The therapy was generally well tolerated. Common side effects included headache, back pain, rash, nausea, and infusion-related reactions.

In May 2022, dosing began in the second, dose-expansion part, wherein more FAP patients received a single infusion at the dose deemed best based on data from the first part. Enrollment in that phase was completed earlier this year.

The three patients who received the lowest dose of NTLA-2001 (0.1 mg/kg) in the first part are currently being given it at 55 mg — which was selected for the dose-expansion portion.
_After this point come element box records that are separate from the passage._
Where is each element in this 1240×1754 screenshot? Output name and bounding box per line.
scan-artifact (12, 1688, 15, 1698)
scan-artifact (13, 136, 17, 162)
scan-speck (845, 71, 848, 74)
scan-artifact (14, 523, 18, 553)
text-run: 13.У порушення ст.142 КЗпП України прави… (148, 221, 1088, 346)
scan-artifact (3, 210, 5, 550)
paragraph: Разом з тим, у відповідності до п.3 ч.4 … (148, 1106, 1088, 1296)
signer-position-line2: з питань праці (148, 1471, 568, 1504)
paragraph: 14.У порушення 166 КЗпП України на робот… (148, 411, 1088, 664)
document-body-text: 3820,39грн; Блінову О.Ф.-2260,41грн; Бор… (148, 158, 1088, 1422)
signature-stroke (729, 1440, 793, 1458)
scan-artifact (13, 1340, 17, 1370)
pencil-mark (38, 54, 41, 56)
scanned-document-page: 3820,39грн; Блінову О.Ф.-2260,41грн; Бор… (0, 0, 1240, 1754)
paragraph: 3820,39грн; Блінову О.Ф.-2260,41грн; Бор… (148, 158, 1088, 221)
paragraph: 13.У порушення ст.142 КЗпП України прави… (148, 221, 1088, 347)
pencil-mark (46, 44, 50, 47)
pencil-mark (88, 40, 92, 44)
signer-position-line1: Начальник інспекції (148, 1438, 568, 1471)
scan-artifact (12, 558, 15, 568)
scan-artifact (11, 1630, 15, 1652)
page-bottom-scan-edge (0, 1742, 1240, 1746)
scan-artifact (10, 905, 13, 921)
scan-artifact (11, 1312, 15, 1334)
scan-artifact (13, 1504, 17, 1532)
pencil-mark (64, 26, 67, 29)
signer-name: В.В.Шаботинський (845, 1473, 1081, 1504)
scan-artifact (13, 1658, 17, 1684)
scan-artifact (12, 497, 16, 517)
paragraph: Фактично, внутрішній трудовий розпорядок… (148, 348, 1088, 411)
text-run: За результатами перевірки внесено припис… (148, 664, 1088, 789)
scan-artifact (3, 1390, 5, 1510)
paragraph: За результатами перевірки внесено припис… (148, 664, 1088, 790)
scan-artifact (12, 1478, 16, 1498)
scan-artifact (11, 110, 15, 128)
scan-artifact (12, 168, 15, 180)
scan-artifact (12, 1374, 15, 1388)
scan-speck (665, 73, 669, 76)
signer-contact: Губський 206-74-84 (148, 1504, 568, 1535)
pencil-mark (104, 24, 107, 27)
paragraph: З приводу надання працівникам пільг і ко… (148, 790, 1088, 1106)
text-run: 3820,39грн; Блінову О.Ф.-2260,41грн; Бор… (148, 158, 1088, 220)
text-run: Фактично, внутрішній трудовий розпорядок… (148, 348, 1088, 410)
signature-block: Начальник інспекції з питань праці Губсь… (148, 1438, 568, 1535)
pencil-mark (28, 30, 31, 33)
Additional findings are due to be presented this year.

A parallel study arm to evaluate NTLA-2001 in ATTR-CM patients was added to the Phase 1 trial in 2021. Interim data from the first part of that arm were presented at a scientific conference last year. Among 12 men with ATTR-CM, nine were given a dose of 0.7 mg/kg and three received the 1 mg/kg dose.

Similarly to findings in FAP patients, the therapy was generally well tolerated and resulted in significant reductions in blood TTR levels after a month that were sustained for at least four months and up to six months for some patients with available data.

Enrollment of ATTR-CM patients for the trial’s second, dose-expansion part was completed in December.

Additional results from these patients are expected this year, including longer-term safety data and exploratory efficacy outcomes.